Focusing more on the titular "girl" than its more complex and assured predecessor, The Girl with the Dragon Tattoo, this second entry in Stieg Larsson's widely popular Millennium trilogy reveals details about Lisbeth's (Noomi Rapace) upbringing and stay at a mental institution after she is implicated in the murder of her rapist, Nils Bjurman (Peter Andersson). It all starts with an error on her part, leaving a gun behind in Bjurman's flat after giving him an aggressive reminder to continue submitting positive monthly reports to social services. Unfortunately, a bullet in his head from a mystery shooter complicates that request, as does the shooting of two young reporters that have just broken a story on the trafficking of underage prostitutes from Russia for rich Swedish bureaucrats.
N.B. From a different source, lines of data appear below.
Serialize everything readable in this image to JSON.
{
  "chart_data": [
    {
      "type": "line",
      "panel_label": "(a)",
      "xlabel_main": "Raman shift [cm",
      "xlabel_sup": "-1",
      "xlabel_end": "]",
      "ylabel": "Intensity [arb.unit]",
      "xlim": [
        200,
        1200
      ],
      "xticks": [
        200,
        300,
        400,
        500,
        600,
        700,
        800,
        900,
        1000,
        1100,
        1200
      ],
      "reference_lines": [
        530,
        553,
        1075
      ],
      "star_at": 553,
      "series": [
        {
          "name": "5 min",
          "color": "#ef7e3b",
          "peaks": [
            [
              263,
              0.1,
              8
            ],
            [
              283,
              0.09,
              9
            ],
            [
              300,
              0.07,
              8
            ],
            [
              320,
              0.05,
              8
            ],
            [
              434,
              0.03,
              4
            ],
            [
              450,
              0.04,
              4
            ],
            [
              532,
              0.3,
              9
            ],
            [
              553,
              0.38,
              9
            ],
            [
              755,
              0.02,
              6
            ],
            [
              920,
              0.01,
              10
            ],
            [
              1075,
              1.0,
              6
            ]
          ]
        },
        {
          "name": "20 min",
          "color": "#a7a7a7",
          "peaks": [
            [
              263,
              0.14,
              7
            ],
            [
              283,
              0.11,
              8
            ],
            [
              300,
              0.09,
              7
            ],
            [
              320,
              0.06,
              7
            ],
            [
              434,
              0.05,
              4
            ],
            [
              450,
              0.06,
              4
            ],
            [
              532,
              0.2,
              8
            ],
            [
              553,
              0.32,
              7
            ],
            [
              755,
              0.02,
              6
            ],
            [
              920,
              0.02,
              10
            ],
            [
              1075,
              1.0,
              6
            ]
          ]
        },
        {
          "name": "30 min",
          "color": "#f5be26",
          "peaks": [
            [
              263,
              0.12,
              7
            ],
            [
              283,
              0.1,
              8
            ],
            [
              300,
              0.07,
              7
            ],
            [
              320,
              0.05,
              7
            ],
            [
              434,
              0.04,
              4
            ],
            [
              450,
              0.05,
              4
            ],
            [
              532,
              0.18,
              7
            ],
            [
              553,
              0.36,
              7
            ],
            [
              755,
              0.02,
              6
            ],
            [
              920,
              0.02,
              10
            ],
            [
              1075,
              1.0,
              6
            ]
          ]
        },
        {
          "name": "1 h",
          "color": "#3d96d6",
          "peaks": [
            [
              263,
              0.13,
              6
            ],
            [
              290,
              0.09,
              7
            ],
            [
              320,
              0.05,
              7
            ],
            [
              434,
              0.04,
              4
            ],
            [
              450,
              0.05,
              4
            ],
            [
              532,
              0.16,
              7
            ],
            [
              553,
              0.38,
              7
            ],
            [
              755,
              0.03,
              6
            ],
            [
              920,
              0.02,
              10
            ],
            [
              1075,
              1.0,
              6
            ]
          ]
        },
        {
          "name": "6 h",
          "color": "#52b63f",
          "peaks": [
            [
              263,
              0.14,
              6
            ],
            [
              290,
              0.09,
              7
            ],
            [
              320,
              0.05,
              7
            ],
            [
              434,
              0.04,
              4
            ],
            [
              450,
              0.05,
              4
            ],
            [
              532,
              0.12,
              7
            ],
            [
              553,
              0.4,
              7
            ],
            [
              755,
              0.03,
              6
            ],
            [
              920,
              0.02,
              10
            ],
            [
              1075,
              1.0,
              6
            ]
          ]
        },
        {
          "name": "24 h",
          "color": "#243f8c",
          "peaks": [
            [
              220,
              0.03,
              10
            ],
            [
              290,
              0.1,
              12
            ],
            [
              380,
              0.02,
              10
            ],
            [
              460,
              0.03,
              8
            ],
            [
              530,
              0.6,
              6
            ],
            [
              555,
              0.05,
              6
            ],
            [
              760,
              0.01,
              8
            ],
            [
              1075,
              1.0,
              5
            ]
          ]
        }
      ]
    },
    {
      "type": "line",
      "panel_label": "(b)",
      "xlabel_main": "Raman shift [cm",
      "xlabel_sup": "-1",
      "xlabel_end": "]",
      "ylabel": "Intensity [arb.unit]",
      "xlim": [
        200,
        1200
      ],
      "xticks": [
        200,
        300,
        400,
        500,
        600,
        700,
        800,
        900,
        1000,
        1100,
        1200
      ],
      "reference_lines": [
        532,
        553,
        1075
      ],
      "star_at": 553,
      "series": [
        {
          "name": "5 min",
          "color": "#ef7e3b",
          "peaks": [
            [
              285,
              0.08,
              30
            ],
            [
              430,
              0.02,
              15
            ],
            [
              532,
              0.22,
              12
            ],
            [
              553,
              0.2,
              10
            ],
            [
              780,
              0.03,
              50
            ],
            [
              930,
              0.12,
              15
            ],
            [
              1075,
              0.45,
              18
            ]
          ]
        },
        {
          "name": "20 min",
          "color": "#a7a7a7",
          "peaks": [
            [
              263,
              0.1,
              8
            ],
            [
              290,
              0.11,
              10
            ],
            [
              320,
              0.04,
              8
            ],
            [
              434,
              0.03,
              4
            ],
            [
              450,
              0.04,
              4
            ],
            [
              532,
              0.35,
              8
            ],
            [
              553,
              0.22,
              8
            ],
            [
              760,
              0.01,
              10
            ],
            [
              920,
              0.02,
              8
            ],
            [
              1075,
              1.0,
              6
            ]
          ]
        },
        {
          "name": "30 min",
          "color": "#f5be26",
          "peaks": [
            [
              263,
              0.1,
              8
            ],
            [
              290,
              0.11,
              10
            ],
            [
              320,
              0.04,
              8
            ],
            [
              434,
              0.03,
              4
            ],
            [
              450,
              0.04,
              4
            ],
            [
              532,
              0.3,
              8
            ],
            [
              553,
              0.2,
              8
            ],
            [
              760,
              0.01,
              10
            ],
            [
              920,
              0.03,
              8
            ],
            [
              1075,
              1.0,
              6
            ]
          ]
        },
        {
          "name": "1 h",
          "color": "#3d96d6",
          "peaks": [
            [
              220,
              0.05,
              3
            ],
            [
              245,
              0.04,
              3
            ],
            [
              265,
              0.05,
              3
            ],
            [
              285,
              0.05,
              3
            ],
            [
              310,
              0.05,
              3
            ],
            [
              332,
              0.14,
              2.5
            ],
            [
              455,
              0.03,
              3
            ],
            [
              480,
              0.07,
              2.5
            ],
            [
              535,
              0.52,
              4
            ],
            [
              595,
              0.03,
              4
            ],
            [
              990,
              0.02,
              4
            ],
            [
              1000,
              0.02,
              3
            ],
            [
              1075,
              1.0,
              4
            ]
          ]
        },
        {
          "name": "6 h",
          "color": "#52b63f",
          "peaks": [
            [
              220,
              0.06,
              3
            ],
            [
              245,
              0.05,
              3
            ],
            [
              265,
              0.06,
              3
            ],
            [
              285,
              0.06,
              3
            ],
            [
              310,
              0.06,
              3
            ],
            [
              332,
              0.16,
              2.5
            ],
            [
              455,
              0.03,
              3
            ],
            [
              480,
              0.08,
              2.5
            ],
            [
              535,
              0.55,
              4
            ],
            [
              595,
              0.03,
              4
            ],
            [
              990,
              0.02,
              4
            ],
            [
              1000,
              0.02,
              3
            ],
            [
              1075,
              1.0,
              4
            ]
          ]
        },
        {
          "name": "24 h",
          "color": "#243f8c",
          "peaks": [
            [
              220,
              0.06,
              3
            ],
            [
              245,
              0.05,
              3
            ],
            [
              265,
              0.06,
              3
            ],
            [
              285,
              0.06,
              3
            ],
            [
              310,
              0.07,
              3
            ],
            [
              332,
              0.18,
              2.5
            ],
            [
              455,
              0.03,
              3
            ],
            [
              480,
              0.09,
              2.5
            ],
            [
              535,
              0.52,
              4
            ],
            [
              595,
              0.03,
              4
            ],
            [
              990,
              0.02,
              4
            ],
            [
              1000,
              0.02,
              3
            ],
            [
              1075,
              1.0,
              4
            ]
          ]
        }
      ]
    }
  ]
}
Lisbeth spends most of her time in The Girl who Played with Fire on the run, trying to solve this mystery, while Mikael (Michael Nyqvist) figures out just why someone wanted to frame her for the murder of people fighting the same battle. What's appealing about the film is its mostly underdog investment, since our pierced and tattooed hacker heroine does the unthinkable by fighting back against rightwing, implicitly powerful men despite constant beatings and patronizing allusions to emotional instability (a historically consistent male mode of subjugating outspoken women). Unfortunately, every line of dialogue in the film exists to propel this narrative with on-the-nose observations and coarse indelicacy. Similarly, Alfredson's direction is just short of terrible, filled with dead space and lifeless composition, repeating slows zooms in and out of characters' faces in each scene regardless of purposeful inflection or dramatic importance. More succinctly, it's like watching a TV movie made by a drunken film student. In this sense, an American remake might actually bring some dignity to a story that is far cleverer than its mainstream audience is aware. Included with the DVD and Blu-Ray package are supplements on the fight scene between Niederman, Wu and Paulo Roberto. Of interest is an interview with Roberto, where he discusses playing himself as written in the filmed version of a book he was written into by a man he didn't know.